Ingredients
½ cup (approx. 110 g) sourdough discard (100% hydration)
1 cup (≈ 240 g) canned pumpkin puree (not pumpkin pie filling)
¼ cup melted butter or neutral oil
½ cup brown sugar (packed)
2 large eggs
2 teaspoons vanilla extract
2 cups all-purpose flour
1 teaspoon baking soda
1 teaspoon baking powder
1 teaspoon pumpkin pie spice (or combination of cinnamon, nutmeg, ginger)
¼ teaspoon salt
Instructions
Preheat oven to 350 °F (≈ 175 °C). Grease and line a 9×5-inch loaf pan.
In a large bowl, whisk together the sourdough discard, pumpkin puree, melted butter/oil, brown sugar, eggs, and vanilla until smooth.
In a separate bowl, whisk together flour, baking soda, baking powder, pumpkin pie spice, and salt.
Add the dry ingredients to the wet mixture. Stir until just combined — don’t over-mix.
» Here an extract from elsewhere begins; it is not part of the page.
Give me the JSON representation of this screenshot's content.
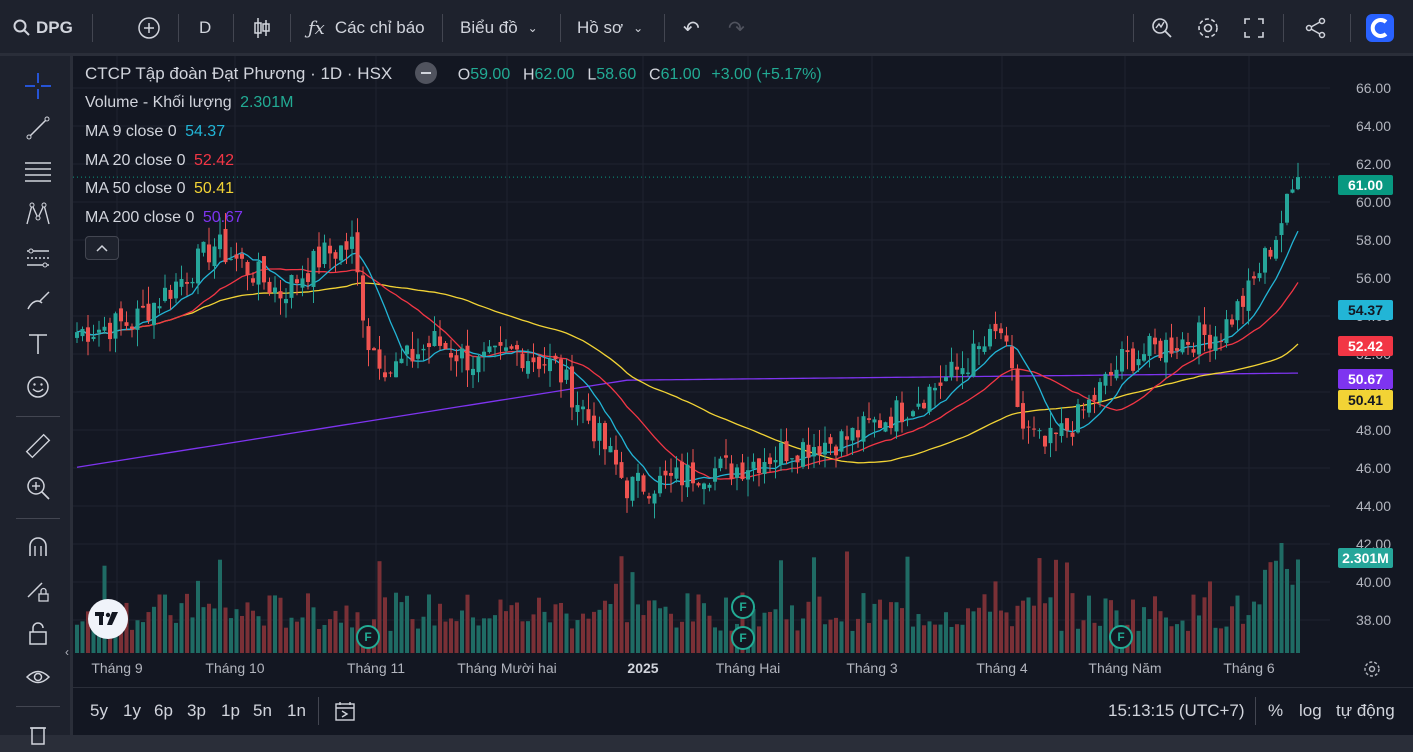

Pour batter into prepared pan. Bake for about 55-65 minutes, or until a toothpick inserted in the center comes out clean.
Cool in the pan for ~10-15 minutes, then transfer to a wire rack to cool completely before slicing.
Why this works & what the discard brings
Using sourdough discard in this type of pumpkin bread adds depth of flavor, a subtle tang, and great moisture and texture — many recipes using discard specifically note “extra moist” results.
It’s also a wonderful way to reduce waste in the kitchen by putting your discard to good use.